Говорят, когда умираешь, мир становится меньше, но вот он здесь, и его настолько же поразительно много, как и всегда. Это ты уменьшаешься. Или просто уже не можешь постичь его целиком; хватаешься за все более мелкие фрагменты, пока тебе не остается лишь одним глазком смотреть на ослепительно яркий уголок всего этого колоссального полотна. Но потом и его не станет.
Трубочка под простыней введена ему прямо в руку, и маленький поршень автоматически подает по ней морфин. Если боль становится невыносимой, он может нажать на кнопочку и попросить еще. Как правило, обходится без этого. Но время расплывается, движется скачками. Люди приходят и внезапно исчезают, стоит моргнуть, как ночь становится днем, а день – ночью. Он теряет нить в середине разговора, а затем в поисках нужного слова обнаруживает, что разговор остался далеко позади, несколько часов или дней назад. Он медленно преследует свои постоянно разлетающиеся мысли, словно человек, гоняющийся за шариком ртути, который постоянно норовит расщепиться и укатиться подальше.

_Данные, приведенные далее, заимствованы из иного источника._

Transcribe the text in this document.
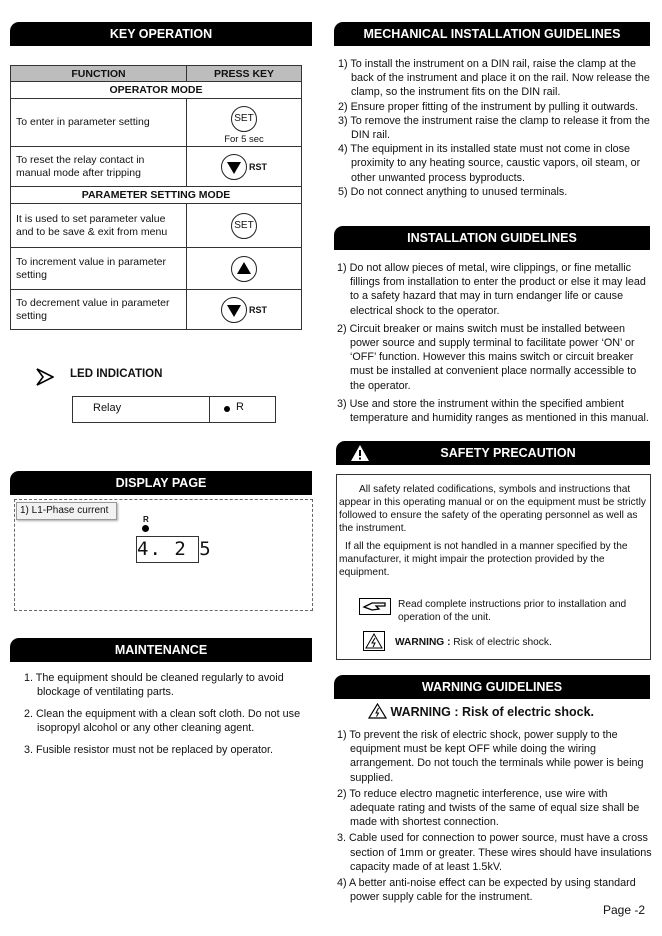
KEY OPERATION
FUNCTION	PRESS KEY
OPERATOR MODE	
To enter in parameter setting	SET
For 5 sec

To reset the relay contact in manual mode after tripping	RST
PARAMETER SETTING MODE	
It is used to set parameter value and to be save & exit from menu	SET
To increment value in parameter setting	

To decrement value in parameter setting	RST
LED INDICATION
Relay	R
DISPLAY PAGE
1) L1-Phase current
R
4. 2 5
MAINTENANCE
1. The equipment should be cleaned regularly to avoid blockage of ventilating parts.
2. Clean the equipment with a clean soft cloth. Do not use isopropyl alcohol or any other cleaning agent.
3. Fusible resistor must not be replaced by operator.
MECHANICAL INSTALLATION GUIDELINES
1) To install the instrument on a DIN rail, raise the clamp at the back of the instrument and place it on the rail. Now release the clamp, so the instrument fits on the DIN rail.
2) Ensure proper fitting of the instrument by pulling it outwards.
3) To remove the instrument raise the clamp to release it from the DIN rail.
4) The equipment in its installed state must not come in close proximity to any heating source, caustic vapors, oil steam, or other unwanted process byproducts.
5) Do not connect anything to unused terminals.
INSTALLATION GUIDELINES
1) Do not allow pieces of metal, wire clippings, or fine metallic fillings from installation to enter the product or else it may lead to a safety hazard that may in turn endanger life or cause electrical shock to the operator.
2) Circuit breaker or mains switch must be installed between power source and supply terminal to facilitate power ‘ON’ or ‘OFF’ function. However this mains switch or circuit breaker must be installed at convenient place normally accessible to the operator.
3) Use and store the instrument within the specified ambient temperature and humidity ranges as mentioned in this manual.
SAFETY PRECAUTION

All safety related codifications, symbols and instructions that appear in this operating manual or on the equipment must be strictly followed to ensure the safety of the operating personnel as well as the instrument.

If all the equipment is not handled in a manner specified by the manufacturer, it might impair the protection provided by the equipment.

Read complete instructions prior to installation and operation of the unit.
WARNING : Risk of electric shock.
WARNING GUIDELINES
WARNING : Risk of electric shock.
1) To prevent the risk of electric shock, power supply to the equipment must be kept OFF while doing the wiring arrangement. Do not touch the terminals while power is being supplied.
2) To reduce electro magnetic interference, use wire with adequate rating and twists of the same of equal size shall be made with shortest connection.
3. Cable used for connection to power source, must have a cross section of 1mm or greater. These wires should have insulations capacity made of at least 1.5kV.
4) A better anti-noise effect can be expected by using standard power supply cable for the instrument.
Page -2
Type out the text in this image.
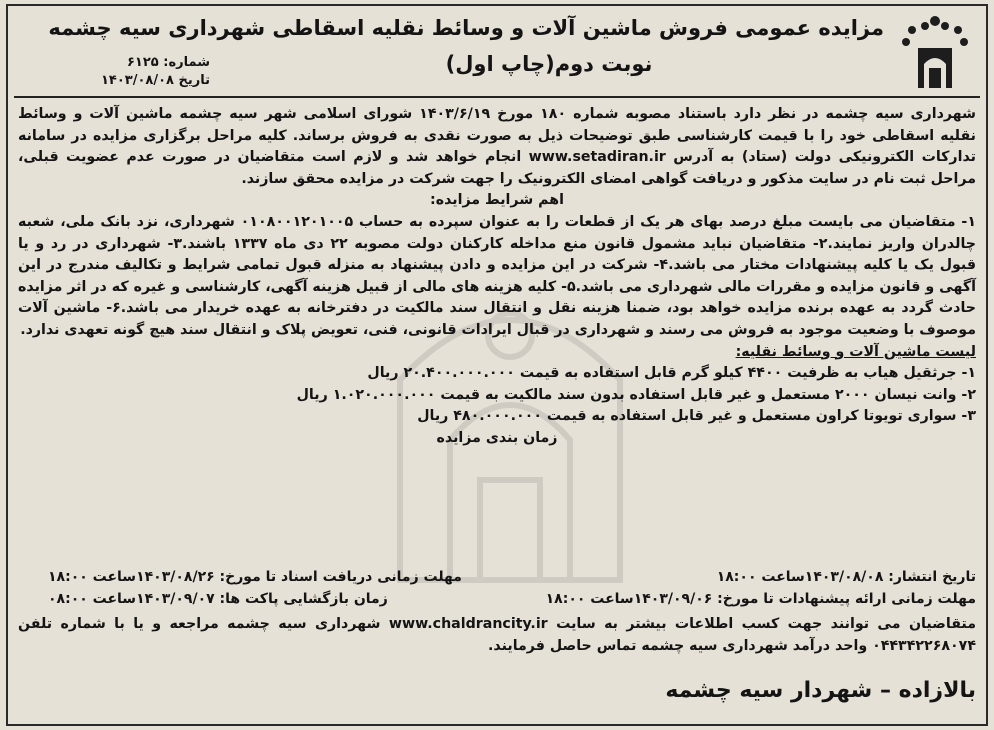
مزایده عمومی فروش ماشین آلات و وسائط نقلیه اسقاطی شهرداری سیه چشمه
نوبت دوم(چاپ اول)
شماره: ۶۱۲۵
تاریخ ۱۴۰۳/۰۸/۰۸

شهرداری سیه چشمه در نظر دارد باستناد مصوبه شماره ۱۸۰ مورخ ۱۴۰۳/۶/۱۹ شورای اسلامی شهر سیه چشمه ماشین آلات و وسائط نقلیه اسقاطی خود را با قیمت کارشناسی طبق توضیحات ذیل به صورت نقدی به فروش برساند. کلیه مراحل برگزاری مزایده در سامانه تدارکات الکترونیکی دولت (ستاد) به آدرس www.setadiran.ir انجام خواهد شد و لازم است متقاضیان در صورت عدم عضویت قبلی، مراحل ثبت نام در سایت مذکور و دریافت گواهی امضای الکترونیک را جهت شرکت در مزایده محقق سازند.

اهم شرایط مزایده:

۱- متقاضیان می بایست مبلغ درصد بهای هر یک از قطعات را به عنوان سپرده به حساب ۰۱۰۸۰۰۱۲۰۱۰۰۵ شهرداری، نزد بانک ملی، شعبه چالدران واریز نمایند.۲- متقاضیان نباید مشمول قانون منع مداخله کارکنان دولت مصوبه ۲۲ دی ماه ۱۳۳۷ باشند.۳- شهرداری در رد و یا قبول یک یا کلیه پیشنهادات مختار می باشد.۴- شرکت در این مزایده و دادن پیشنهاد به منزله قبول تمامی شرایط و تکالیف مندرج در این آگهی و قانون مزایده و مقررات مالی شهرداری می باشد.۵- کلیه هزینه های مالی از قبیل هزینه آگهی، کارشناسی و غیره که در اثر مزایده حادث گردد به عهده برنده مزایده خواهد بود، ضمنا هزینه نقل و انتقال سند مالکیت در دفترخانه به عهده خریدار می باشد.۶- ماشین آلات موصوف با وضعیت موجود به فروش می رسند و شهرداری در قبال ایرادات قانونی، فنی، تعویض پلاک و انتقال سند هیچ گونه تعهدی ندارد.

لیست ماشین آلات و وسائط نقلیه:

۱- جرثقیل هیاب به ظرفیت ۴۴۰۰ کیلو گرم قابل استفاده به قیمت ۲۰.۴۰۰.۰۰۰.۰۰۰ ریال

۲- وانت نیسان ۲۰۰۰ مستعمل و غیر قابل استفاده بدون سند مالکیت به قیمت ۱.۰۲۰.۰۰۰.۰۰۰ ریال

۳- سواری تویوتا کراون مستعمل و غیر قابل استفاده به قیمت ۴۸۰.۰۰۰.۰۰۰ ریال

زمان بندی مزایده

تاریخ انتشار: ۱۴۰۳/۰۸/۰۸ساعت ۱۸:۰۰
مهلت زمانی دریافت اسناد تا مورخ: ۱۴۰۳/۰۸/۲۶ساعت ۱۸:۰۰
مهلت زمانی ارائه پیشنهادات تا مورخ: ۱۴۰۳/۰۹/۰۶ساعت ۱۸:۰۰
زمان بازگشایی پاکت ها: ۱۴۰۳/۰۹/۰۷ساعت ۰۸:۰۰
متقاضیان می توانند جهت کسب اطلاعات بیشتر به سایت www.chaldrancity.ir شهرداری سیه چشمه مراجعه و یا با شماره تلفن ۰۴۴۳۴۲۲۶۸۰۷۴ واحد درآمد شهرداری سیه چشمه تماس حاصل فرمایند.
بالازاده – شهردار سیه چشمه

Марша, Рути, Кертис, Клив, Грейс и Адди надевают верхнюю одежду, собираясь уходить. Сестра дает ему глоток питательной смеси – и их уже нет. «Это что, представитель парламента?» – спрашивает медсестра. «Угу», – отвечает Бен. Глотать тяжело. Да, именно так, Адди Оджо – член парламента от Бексфорда во плоти. «И это все ваши дети?» – спрашивает медсестра с ноткой учтивого недоверия, в целом совершенно логичного. «Ни один», – отвечает Бен. «Все до одного», – добавляет он. Он смог произнести последнюю фразу вслух? Внезапно уже ночь.
Иногда ему страшно. Иногда ему кажется, что все рассыпается на части: мысли, кости – все материи разлетаются и оседают горой останков; а потом ему кажется, что он слышит колоссальный звук, дребезжащий, раскатистый, внутри которого он жил.